Interviews with Brad Pitt are your stargazer’s favorite interviews. He is never afraid to show his tender side, and never talks about a boring foundation for which he wants to raise money.
He was in this week GQ with an interview by the well-known American writer Ottessa Moshfegh, and it was another gem. Halfway through the interview, Pitt goes for two very heavy porcelain candlesticks, which he pushes into the hands of the writer. They are black with gold. Crafted myself. The great thing, he thinks, is that they will still exist in two thousand years, ‘because they have had a volcanic treatment’.
He also tells that he spent a year looking for a treasure chest of gold in his French wine castle, because a man had told him that there must be gold there. Later it turned out that the man wanted Pitt to invest in his company with radar equipment.
Then it becomes vintage Pitt. He is going to ask the interviewer questions. ‘I wanted to ask you… why the fucare we here on earth? Is there more than this?’
It becomes semi-romantic, they start reciting poems by Rumi to each other, and Pitt quotes vague quotes: ‘Something about being able to go along with the paradox’. Whose was it again – ‘It was either Rilke or Einstein’.
After a few days, he sends Moshfegh an email with remaining thoughts, organized into three parts: Summary, Clarification, and Reflection. If someone wants to publish that mail in its entirety, please, because nothing is more fun than endless drivel from Brad Pitt.
Aside from the news about Amalia who got her hunting license this week – on which it AD raised the justified, pointedly worded question ‘Is she now also regularly shooting animals?’, noted the site of Beau Monde that the royal family is suddenly under the spell of the good old tiara.
There is, according to Beau Monde, even a real ‘tiara moment’ going on. Queen Máxima wore one this week to dinner with the Diplomatic Corps, the Mellerio tiara with pink rubies. Princess Beatrix was there too, wearing an oldie: the pearl-button tiara she wore when she was inaugurated. Princess Amalia, who was last week on the eighteenth birthday of the Norwegian princess Ingrid Alexandra, was already there with a tiara. According to Beau Monde Amalia is ‘very fond of tiaras’.

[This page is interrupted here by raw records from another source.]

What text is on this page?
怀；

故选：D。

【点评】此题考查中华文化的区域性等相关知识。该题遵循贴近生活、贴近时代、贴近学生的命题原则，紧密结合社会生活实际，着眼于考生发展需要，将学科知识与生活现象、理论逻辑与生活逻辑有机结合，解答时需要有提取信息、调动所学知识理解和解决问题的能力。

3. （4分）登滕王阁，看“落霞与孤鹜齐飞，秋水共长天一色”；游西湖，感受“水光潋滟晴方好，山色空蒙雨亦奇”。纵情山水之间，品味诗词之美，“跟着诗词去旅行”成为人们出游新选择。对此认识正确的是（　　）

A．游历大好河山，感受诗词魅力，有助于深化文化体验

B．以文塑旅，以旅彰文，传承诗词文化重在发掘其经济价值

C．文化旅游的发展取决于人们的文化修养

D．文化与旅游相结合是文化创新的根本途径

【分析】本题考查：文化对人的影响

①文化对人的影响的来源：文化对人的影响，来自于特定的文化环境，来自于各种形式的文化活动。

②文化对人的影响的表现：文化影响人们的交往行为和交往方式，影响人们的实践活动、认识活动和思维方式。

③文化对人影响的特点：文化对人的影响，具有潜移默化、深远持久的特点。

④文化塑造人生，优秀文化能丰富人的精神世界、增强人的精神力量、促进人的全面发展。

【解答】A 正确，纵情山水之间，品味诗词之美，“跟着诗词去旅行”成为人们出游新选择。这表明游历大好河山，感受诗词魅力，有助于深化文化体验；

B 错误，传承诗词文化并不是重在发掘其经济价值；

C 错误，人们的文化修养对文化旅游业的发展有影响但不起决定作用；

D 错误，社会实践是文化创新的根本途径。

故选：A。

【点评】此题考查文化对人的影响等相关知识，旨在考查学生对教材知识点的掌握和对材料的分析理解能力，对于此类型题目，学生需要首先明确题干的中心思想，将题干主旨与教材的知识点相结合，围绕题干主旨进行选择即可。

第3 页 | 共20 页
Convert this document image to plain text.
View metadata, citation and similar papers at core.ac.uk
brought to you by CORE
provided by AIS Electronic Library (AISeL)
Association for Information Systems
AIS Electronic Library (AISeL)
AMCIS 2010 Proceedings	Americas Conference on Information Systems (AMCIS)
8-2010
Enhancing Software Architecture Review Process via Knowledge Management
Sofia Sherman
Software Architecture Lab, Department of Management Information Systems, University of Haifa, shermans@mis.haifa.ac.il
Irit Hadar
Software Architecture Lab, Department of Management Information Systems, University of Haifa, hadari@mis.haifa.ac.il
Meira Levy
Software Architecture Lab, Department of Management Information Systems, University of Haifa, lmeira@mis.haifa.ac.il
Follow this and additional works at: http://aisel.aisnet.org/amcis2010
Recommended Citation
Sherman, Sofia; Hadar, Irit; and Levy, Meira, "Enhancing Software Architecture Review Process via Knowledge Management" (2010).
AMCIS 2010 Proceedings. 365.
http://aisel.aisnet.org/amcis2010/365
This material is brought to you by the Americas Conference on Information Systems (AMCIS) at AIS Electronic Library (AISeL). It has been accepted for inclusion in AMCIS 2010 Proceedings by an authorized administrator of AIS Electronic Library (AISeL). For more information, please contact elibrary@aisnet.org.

Your stargazer now suspects that Amalia is behind the tiara moment; your stargazer was himself this week at a concert by teenage idol Olivia Rodrigo, and there were all the Amalias in the audience, often wearing tiaras. There were even tiaras for sale in the merchandise stand. That’s how it goes: the younger generation suddenly takes out the fun crazy old accessories of the oldies and starts wearing them again.
No one has yet answered the question whether Amalia is going to shoot animals – also a fashion that seems to be returning among young people.